Brat cioteczny Staszek przyniósł wiadomość o zakładaniu sklepów bakaliowych, w których będą sprzedawać owoce południowe. Owoce południowe rosły w ciepłych krajach, a we Lwowie w sklepach tych sprzedawano od czasu do czasu porcje chleba.

W pierwszych dniach marca, do naszej znacjonalizowanej kamienicy, przybyła jakaś komisja, kilku Żydów i Polak. Polak, do wojny, był znanym złodziejem. Komisja przeprowadziła pomiar mieszkań i ustaliła czynsz. Mamie wyznaczono czynsz po 8 rubli od metra kwadratowego, mnie zaś, jako „czornoj roboczy” po kilka kopiejek.

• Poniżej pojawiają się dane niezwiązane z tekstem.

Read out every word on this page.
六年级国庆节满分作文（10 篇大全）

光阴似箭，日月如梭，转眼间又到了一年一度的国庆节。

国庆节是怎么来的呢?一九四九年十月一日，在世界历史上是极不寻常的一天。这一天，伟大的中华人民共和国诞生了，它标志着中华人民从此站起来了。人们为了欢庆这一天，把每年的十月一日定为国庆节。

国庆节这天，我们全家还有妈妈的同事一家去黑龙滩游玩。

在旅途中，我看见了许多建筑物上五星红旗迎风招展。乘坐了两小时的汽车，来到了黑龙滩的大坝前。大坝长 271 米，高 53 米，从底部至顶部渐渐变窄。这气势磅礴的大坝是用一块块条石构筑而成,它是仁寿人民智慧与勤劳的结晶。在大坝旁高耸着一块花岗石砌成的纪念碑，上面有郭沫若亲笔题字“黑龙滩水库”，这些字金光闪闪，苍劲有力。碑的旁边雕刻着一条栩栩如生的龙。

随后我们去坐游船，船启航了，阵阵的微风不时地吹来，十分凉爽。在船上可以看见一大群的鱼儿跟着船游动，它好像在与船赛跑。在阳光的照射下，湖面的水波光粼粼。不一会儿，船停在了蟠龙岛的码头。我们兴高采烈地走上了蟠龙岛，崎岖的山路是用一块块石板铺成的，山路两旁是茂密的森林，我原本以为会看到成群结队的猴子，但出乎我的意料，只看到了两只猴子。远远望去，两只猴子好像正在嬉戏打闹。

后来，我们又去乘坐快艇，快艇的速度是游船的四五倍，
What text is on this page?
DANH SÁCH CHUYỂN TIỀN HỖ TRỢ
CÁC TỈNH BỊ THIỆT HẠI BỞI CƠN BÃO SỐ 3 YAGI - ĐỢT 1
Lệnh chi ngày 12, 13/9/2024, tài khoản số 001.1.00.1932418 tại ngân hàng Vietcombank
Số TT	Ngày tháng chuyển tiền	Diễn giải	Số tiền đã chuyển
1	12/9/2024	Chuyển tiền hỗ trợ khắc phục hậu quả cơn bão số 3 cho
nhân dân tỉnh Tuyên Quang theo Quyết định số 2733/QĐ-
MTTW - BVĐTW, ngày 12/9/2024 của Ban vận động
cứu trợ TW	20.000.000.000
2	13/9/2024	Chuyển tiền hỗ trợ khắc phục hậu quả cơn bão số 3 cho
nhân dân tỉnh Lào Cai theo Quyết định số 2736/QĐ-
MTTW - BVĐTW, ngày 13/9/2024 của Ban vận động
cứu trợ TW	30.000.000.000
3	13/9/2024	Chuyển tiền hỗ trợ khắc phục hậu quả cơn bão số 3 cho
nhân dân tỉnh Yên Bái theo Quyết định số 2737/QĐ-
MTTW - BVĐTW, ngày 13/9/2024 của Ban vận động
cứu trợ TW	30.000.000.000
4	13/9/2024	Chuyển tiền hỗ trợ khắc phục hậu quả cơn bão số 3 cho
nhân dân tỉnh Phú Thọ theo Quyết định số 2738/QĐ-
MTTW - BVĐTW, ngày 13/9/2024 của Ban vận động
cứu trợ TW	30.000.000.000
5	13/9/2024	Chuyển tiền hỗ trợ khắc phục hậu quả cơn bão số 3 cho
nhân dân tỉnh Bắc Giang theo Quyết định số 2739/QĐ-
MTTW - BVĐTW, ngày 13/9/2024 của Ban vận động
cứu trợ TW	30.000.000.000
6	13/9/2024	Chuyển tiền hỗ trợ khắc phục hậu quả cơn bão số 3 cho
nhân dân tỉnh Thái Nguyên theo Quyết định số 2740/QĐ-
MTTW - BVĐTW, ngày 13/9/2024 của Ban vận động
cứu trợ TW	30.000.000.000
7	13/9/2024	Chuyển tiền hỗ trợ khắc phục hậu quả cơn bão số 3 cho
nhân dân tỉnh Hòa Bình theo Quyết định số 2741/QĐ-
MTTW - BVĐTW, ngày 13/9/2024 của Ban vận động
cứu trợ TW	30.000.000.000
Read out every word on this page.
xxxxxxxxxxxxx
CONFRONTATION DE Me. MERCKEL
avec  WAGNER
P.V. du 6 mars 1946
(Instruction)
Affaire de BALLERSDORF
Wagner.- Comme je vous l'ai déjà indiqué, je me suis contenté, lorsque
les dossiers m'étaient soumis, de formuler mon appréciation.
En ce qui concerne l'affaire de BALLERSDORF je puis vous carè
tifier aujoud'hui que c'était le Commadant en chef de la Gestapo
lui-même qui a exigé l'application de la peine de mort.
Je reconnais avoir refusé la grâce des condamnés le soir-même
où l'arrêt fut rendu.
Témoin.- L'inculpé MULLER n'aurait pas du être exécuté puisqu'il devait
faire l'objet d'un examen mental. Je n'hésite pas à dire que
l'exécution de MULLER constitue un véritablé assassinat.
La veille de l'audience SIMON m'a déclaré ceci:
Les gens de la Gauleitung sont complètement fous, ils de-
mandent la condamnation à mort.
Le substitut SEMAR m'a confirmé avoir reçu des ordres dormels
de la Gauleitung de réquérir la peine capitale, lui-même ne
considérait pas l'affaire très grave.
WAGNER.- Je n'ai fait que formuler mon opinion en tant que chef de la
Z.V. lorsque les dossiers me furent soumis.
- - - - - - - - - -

Kościołom również wymierzono czynsz dzierżawny po 8 rubli od metra kwadratowego. Haraczem tym zmierzają do zawładnięcia kościołów i zamiany tychże na kluby partyjne i sale do tańca, jak to uczynili z kościołami garnizonowymi.

W połowie marca otrzymałam od Mietka obszerny list. Był odpowiedzią na mój list wysłany za pośrednictwem owych „volksdeutcherów”. Mietek pisze:

„Nareszcie wiem, co z ojcem. Los ojca przeraża mnie. Nie wrócę do Lwowa, choćby mnie zwolnili z niewoli, bo nie widzę możliwości pracy dla siebie”.

Na ulicach Lwowa coraz częściej łapanki. Ludzie masowo giną z ulic w biały dzień.

Dawnego rębacza drzewa- Polaka- zamianowano „upraw domu”. Łazi po mieszkaniach i wydaje polecenia. Mnie i mamie nakazał oczyszczenie jezdni z lodu i błota. Współczesny burżuj komunistyczny pali papierosy i dozoruje nas, a na jego kwadratowej twarzy igra ironiczny uśmieszek.

Ze Lwowa zrobiono budę jarmarczną. Na załamaniach ulic wmontowano głosniki radiowe. Od rana do wieczora ryczą: „Moskwa moja”.

Codziennie wieczorem lokatorzy są obowiązani uczęszczać na mittingi. Do kamienicy przychodzi politruk, zwołuje wszystkich lokatorów kamienicy, przelicza i pyta stróżową, czy wszyscy, po czym zaczyna mitting. Wpierw okadza Stalina, po czym oświeca nas „ciemna masę polską” o dobroci stalinowskiej konstytucji i zobowiązuje nas do kupna egzemlarza konstytucji. Zapowiedział egzaminy oraz co czeka opornych.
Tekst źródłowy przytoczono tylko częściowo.